Mar 16, 2010 10:30
So, things are like a rollercoaster, over and over again. I'm just not sure what to do anymore. I'm trying to be optimistic, but when I have a night like I did last night....it's REALLY difficult at best. I love this man more than I have ever cared about anything in my entire life and I don't think any length of words could fully describe how I feel. But when things like this happen, he makes me feel like I'm a wortless piece of shit. I won't complain more about this because, like he said last night, it's just like beating a dead horse. I don't see where venting is going to benefit either myself or anyone who is subjegated to read this. The whole reason I'm posting is because of this horrid, ominious dream that I had. I thought it was real....and I was so scared....
The world was ending. And not just "oh the sun became a black hole" or "humans destroyed the Earth"...oh no, this was a total "Satan is real" apocolyptic type dream...
The first thing that I recall is Satan (who I don't believe in btw), somehow or another came to Earth and everyone, including Christians, Pagans, whatever, were subject to his bidding.
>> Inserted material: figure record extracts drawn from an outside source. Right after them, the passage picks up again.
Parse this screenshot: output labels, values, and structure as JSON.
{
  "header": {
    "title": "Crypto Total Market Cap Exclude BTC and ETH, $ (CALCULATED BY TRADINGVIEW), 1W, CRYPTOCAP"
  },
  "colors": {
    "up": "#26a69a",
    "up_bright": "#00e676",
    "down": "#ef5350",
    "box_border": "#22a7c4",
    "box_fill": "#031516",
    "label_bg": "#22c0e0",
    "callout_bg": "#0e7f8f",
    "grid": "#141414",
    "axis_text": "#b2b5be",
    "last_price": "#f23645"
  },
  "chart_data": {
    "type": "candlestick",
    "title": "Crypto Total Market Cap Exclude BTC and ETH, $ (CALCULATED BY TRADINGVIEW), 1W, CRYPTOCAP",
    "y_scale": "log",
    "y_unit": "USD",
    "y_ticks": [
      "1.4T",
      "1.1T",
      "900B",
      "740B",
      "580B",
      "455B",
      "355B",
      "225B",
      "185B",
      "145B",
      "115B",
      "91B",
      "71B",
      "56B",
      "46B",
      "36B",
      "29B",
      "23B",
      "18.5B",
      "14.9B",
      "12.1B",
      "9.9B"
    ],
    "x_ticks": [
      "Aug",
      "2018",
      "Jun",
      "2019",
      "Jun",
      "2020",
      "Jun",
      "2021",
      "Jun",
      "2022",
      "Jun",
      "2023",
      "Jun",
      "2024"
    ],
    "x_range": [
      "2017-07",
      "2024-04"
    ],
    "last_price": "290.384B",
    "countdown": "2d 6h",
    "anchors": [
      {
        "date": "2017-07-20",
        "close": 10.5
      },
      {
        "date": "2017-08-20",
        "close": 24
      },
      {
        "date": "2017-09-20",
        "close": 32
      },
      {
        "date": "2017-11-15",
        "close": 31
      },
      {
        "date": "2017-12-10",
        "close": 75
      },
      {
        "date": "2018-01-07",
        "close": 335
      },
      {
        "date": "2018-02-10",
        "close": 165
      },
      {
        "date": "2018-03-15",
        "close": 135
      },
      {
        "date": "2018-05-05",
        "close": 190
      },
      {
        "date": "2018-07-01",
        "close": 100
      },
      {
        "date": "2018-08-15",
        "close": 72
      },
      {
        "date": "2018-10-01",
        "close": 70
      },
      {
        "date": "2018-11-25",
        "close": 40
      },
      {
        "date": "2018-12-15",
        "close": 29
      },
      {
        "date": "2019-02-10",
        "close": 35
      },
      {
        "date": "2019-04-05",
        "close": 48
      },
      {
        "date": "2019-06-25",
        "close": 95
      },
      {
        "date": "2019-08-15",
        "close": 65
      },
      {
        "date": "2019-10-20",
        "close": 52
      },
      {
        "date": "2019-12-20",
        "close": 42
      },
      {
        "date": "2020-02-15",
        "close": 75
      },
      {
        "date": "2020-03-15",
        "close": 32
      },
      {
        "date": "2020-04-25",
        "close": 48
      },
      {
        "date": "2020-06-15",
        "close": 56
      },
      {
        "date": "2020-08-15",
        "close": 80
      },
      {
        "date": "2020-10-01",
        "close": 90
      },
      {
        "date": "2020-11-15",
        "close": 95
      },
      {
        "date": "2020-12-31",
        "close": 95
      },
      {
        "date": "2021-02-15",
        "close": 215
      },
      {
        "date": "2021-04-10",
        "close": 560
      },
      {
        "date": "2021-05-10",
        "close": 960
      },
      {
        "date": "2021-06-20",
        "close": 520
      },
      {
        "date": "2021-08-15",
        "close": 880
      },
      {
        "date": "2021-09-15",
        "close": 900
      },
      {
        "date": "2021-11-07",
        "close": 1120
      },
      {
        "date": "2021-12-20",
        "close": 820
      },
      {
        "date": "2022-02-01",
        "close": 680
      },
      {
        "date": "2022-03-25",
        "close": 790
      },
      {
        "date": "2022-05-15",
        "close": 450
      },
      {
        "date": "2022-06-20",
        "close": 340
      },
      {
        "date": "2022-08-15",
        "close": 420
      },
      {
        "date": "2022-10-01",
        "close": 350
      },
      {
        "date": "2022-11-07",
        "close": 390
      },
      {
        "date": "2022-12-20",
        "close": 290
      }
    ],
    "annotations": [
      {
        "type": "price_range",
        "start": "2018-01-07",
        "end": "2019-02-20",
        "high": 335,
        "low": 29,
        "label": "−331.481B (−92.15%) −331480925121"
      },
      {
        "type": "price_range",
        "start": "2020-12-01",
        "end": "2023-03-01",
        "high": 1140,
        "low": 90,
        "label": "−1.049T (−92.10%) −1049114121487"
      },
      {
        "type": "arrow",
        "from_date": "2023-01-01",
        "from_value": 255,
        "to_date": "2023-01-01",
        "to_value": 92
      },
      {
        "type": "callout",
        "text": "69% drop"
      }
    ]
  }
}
A huge black, nasty ooze was consuming the Earth and every person who was in its path. I was running away with my mom, Jake and Ed. Despite our best efforts, it eventually caught up with us. Once we were absorbed by it, we could hear all of the people of the world screaming, crying and in total agony. I heard people crying about where was their God, etc. The next thing I knew, every single person was chained and was working, sort of like in movies with people in jail all chained together picking with axes at rocks....but it was worse than anything imaginable. I just remember being so utterly scared and helpless. Jesus, that's how I feel right now....think this was in response to my situation? Maybe.